Although the European Union could claim the 'Right to be forgotten' law to be somewhat of a victory for privacy advocates everywhere in the union, it would seem that the EU is not yet done tweaking and advising on further steps that need to be taken in order for it to be truly effective for its citizens.
European Watchdog, the Article 29 Working Party (WP29) released a report on Wednesday further advising that results removed from European search domains should be extended to the worldwide search results, or Google.com in particular. Right now, when a request 'to be forgotten' is removed from google.co.uk for example, the same search result will still appear on google.com, and that finding by the watchdog has been deemed unacceptable in the pdf report.

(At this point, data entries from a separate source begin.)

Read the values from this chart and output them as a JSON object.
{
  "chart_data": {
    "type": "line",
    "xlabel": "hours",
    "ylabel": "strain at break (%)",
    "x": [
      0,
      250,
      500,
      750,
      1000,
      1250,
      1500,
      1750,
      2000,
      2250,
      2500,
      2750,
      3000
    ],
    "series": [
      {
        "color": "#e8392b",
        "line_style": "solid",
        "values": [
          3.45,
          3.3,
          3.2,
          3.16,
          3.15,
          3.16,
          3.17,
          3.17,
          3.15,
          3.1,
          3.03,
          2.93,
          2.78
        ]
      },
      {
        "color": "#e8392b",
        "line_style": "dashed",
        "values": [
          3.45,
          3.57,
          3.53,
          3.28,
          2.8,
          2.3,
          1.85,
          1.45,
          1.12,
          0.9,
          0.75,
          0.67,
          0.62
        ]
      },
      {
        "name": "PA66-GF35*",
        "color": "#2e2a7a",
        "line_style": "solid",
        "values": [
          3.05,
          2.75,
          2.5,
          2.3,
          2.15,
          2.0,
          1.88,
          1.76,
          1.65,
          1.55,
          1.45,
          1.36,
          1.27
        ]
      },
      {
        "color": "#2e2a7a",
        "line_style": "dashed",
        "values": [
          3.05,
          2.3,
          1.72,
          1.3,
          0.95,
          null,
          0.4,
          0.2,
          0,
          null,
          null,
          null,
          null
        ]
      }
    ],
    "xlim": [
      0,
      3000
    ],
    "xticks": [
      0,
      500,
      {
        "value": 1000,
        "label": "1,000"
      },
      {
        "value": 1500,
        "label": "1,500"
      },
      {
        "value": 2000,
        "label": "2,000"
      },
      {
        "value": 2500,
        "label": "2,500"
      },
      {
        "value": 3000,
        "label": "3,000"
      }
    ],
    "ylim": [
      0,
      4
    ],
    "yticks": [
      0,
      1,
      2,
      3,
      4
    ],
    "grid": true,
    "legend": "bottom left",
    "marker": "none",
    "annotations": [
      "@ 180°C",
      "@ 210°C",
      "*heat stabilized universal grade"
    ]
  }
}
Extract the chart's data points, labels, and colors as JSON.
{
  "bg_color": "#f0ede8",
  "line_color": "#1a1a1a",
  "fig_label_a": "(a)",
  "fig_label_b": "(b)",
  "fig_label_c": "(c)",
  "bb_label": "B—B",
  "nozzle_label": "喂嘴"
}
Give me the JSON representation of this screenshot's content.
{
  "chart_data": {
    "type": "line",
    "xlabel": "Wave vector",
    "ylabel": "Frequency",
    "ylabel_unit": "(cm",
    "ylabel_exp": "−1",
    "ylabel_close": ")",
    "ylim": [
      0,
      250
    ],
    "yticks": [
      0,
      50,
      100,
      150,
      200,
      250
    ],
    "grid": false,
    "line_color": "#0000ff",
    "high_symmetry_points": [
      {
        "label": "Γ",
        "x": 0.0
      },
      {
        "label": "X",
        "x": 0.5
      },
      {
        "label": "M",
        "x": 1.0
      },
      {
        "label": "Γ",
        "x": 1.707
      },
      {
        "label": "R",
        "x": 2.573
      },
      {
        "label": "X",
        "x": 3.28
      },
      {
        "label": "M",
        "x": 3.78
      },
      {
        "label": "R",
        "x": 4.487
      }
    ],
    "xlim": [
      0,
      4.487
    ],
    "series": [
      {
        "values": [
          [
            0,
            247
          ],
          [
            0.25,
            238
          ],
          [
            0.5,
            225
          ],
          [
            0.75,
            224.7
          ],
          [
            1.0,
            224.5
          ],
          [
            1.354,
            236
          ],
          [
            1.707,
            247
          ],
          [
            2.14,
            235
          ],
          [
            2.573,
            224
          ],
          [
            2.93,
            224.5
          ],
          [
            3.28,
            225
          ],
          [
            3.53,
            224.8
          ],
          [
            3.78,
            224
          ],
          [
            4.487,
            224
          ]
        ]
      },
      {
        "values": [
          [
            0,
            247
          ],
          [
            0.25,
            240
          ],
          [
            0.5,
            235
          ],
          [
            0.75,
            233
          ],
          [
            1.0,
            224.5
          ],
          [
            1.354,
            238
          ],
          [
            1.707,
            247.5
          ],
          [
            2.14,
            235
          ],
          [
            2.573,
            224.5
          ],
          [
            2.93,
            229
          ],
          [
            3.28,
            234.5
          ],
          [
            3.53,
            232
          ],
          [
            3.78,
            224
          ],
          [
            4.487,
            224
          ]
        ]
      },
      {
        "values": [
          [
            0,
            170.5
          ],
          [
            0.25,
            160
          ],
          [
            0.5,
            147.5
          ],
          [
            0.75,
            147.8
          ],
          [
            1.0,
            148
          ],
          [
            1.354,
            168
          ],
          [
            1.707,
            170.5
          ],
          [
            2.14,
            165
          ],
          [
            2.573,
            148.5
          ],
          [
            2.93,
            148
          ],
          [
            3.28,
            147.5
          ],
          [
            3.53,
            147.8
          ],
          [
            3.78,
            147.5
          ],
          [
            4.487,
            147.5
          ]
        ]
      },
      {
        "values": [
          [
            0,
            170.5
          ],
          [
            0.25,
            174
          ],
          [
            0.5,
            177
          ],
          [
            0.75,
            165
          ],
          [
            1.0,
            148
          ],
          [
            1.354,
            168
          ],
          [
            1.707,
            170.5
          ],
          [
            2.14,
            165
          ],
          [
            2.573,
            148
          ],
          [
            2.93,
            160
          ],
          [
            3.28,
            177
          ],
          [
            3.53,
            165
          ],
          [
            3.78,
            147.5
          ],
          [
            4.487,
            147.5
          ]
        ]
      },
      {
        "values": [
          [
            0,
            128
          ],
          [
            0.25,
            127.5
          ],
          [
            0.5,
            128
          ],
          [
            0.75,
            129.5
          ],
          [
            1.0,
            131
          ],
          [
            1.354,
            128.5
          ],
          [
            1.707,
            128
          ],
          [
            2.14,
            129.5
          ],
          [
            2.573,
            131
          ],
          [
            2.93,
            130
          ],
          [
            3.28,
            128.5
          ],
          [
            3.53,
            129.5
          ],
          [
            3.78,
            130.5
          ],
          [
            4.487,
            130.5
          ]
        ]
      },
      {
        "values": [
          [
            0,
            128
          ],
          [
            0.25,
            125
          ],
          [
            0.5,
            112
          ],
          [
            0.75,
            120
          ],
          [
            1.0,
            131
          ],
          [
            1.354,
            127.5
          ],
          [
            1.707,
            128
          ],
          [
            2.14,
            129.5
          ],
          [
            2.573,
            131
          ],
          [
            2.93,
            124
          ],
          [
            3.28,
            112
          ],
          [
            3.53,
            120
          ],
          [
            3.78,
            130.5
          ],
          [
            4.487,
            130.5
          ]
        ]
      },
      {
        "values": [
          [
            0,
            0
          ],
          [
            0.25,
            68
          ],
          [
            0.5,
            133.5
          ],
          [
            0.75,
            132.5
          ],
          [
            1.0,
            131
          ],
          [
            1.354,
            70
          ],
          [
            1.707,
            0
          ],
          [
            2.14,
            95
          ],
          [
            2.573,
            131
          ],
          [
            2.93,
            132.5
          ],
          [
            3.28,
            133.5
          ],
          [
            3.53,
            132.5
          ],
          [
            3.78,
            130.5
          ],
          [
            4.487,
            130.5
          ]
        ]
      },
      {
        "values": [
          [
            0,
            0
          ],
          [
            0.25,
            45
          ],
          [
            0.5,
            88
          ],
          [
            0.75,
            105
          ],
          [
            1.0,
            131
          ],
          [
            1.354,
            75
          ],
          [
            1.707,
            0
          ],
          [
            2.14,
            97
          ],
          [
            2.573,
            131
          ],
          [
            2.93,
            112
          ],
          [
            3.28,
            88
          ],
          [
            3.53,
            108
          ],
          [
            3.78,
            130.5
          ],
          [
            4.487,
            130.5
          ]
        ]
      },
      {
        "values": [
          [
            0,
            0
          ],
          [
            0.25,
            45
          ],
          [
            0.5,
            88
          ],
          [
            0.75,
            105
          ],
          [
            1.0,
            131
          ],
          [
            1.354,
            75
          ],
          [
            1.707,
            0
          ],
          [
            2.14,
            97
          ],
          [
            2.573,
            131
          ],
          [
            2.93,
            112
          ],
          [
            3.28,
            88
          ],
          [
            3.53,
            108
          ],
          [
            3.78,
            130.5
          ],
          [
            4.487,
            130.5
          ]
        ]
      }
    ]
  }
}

The meat of the report clearly states this (bolded for emphasis):
The WP29 considers that in order to give full effect to the data subject’s rights as
defined in the Court’s ruling, de-listing decisions must be implemented in such a way that
they guarantee the effective and complete protection of data subjects’ rights and
that EU law cannot be circumvented. In that sense, limiting de-listing to EU domains
on the grounds that users tend to access search engines via their national domains
cannot be considered a sufficient means to satisfactorily guarantee the rights of data
subjects according to the ruling. In practice, this means that in any case de-listing should also be effective on all relevant .com domains.
The Inquirer asked Google for comment on the report, and they received the following response, "We haven't yet seen the WP29 guidelines, but we will study them carefully when they're published,"
Google has already removed tens of thousands of links since requests could be submitted from May this year and if this report has any bearing at all, Google may be required to remove a whole lot more.